Atlanta, Miami, Las Vegas Cut Credit After Housing Bust

Credit card borrowing dropped in August from a year earlier in U.S. cities that suffered some of the biggest declines in home prices, showing consumers continue to shed debt six years after the residential market peaked, according to Equifax Inc. data provided to Bloomberg.

Credit-card debt fell 1.9 percent in the Las Vegas metropolitan area, 1.7 percent in Los Angeles, 0.9 percent in Miami and 0.8 percent in Atlanta and San Francisco, according to Atlanta-based Equifax, a provider of consumer-credit data. Total U.S. card debt was unchanged in the month, the company said.

The new data shows that regional borrowing has veered from U.S. trends with local housing markets an important influence.

“You see some unevenness in terms of recovery,” Trey Loughran, president of Equifax’s Personal Information Solutions business, said in an interview. Credit is being reduced “in some of the places where the housing bust was the worst, such as Florida, California and Nevada.”

By contrast, card debt rose 1.9 percent in Houston, 1.2 percent in Washington-Baltimore and 0.8 percent in Dallas, according to Equifax.

“People are more willing to expand credit in areas with a little healthier economic picture,” Loughran said. “Then certainly consumers are taking advantage of that a little bit more.”

Nationally, U.S. home prices have dropped 30 percent since peaking in the 2006’s second quarter, according to the Case-Shiller U.S. home-price indexes. Miami, Las Vegas and Phoenix, which had a 0.6 percent decrease in credit, all have had declines in housing prices of 50 percent or more.

Signs of Rebound

“Credit-card use appears to be enduring a payback in markets were home-price appreciation tended to be the greatest and where mortgage-credit growth was most aggressive,” Wells Fargo Securities LLC senior economist Mark Vitner said.

Americans have cut household debt by $1.3 trillion since the peak in the third quarter 2008 as the economy sank deeper into the 18-month recession that ended in June 2009, according to an Aug. 29 report by the Federal Reserve Bank of New York.
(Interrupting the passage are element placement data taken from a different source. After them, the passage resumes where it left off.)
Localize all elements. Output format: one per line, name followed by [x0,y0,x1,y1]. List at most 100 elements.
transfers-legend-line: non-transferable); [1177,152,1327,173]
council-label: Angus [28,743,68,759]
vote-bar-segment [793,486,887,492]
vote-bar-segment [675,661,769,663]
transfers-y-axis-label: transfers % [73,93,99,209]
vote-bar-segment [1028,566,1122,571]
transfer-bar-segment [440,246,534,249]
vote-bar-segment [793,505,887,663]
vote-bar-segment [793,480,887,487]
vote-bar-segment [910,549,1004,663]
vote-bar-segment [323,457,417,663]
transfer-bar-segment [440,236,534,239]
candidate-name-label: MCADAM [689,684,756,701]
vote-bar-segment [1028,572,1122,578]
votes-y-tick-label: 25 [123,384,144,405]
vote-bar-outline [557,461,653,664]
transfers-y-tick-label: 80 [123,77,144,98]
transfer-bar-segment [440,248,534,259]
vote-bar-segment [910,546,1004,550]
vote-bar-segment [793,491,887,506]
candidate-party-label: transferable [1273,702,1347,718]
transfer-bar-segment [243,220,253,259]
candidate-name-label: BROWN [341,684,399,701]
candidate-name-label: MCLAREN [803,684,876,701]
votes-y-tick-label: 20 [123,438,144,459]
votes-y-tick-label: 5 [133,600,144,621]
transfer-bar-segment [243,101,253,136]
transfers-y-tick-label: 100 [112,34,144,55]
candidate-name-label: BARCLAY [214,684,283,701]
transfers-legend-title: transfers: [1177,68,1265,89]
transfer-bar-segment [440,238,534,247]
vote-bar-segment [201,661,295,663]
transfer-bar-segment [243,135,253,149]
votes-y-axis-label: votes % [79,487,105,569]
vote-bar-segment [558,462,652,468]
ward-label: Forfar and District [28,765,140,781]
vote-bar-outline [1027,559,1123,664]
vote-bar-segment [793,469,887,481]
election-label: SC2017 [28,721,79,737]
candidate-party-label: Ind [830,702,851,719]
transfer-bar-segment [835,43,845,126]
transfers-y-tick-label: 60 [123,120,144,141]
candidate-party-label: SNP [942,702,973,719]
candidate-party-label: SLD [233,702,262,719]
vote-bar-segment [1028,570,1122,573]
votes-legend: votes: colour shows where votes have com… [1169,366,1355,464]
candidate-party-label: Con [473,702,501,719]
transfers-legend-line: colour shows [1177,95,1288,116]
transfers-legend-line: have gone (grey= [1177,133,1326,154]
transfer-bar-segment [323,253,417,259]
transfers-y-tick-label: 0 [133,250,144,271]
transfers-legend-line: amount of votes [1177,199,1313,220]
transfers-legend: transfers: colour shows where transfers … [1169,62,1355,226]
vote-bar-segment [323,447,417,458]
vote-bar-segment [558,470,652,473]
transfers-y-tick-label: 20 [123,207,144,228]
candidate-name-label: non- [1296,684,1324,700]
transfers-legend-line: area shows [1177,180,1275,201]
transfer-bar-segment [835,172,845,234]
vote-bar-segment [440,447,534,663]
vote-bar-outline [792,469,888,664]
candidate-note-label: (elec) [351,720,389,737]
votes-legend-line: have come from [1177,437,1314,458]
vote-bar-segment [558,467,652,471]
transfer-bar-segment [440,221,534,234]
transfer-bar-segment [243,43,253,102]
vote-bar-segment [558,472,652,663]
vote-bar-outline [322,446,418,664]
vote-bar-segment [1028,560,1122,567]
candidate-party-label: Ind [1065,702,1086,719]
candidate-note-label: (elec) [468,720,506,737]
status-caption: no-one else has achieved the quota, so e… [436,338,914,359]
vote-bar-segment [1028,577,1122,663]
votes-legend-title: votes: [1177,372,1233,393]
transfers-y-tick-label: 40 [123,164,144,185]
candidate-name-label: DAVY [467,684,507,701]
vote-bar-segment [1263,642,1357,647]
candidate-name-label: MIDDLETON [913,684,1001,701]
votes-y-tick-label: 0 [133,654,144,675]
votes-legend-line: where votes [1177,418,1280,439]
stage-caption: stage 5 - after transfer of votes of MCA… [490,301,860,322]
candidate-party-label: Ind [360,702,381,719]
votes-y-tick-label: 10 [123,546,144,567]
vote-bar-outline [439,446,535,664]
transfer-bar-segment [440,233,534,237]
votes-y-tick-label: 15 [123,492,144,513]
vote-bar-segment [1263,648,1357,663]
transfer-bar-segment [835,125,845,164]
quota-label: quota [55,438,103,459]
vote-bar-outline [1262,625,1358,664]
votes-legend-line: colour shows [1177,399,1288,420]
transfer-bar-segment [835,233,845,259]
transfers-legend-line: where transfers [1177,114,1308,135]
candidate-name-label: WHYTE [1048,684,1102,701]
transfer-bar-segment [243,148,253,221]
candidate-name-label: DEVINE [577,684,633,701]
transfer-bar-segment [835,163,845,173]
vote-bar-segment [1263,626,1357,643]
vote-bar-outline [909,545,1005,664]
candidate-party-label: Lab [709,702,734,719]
The lowest mortgage rates on record helped boost the S&P/Case-Shiller gauge of home prices in 20 U.S. cities, which rose 0.5 percent in June from a year earlier for the first gain since September 2010.

Coastal regions continue to recover slowly from the housing price slide. California cities led real estate foreclosures nationally in the first half of 2012, with Miami, Phoenix, Las Vegas and Atlanta all among the top 20 in the pace of filings, according to RealtyTrac.

Energy Boom

The slow growth is likely to continue for those areas, according to economists at IHS Global Insight. Florida and California may not return to their prerecession peaks of employment until 2016 and Nevada won’t regain lost jobs until 2018, the firm projects.

By contrast, Alaska, North Dakota, Texas, and Louisiana, which have all been beneficiaries of a U.S. energy boom, have reached or surpassed their prerecession employment peaks.

North Dakota has led the U.S. in overall economic performance in the year ended with 2012’s first quarter, according to the Bloomberg Economic Evaluation of States Index.

Texas also avoided the volatility in home prices over the past decade, Vitner said.

“As a result, consumers did not spend as freely in the boom years and did not become as overleveraged as borrowers in some other parts of the country,” he said.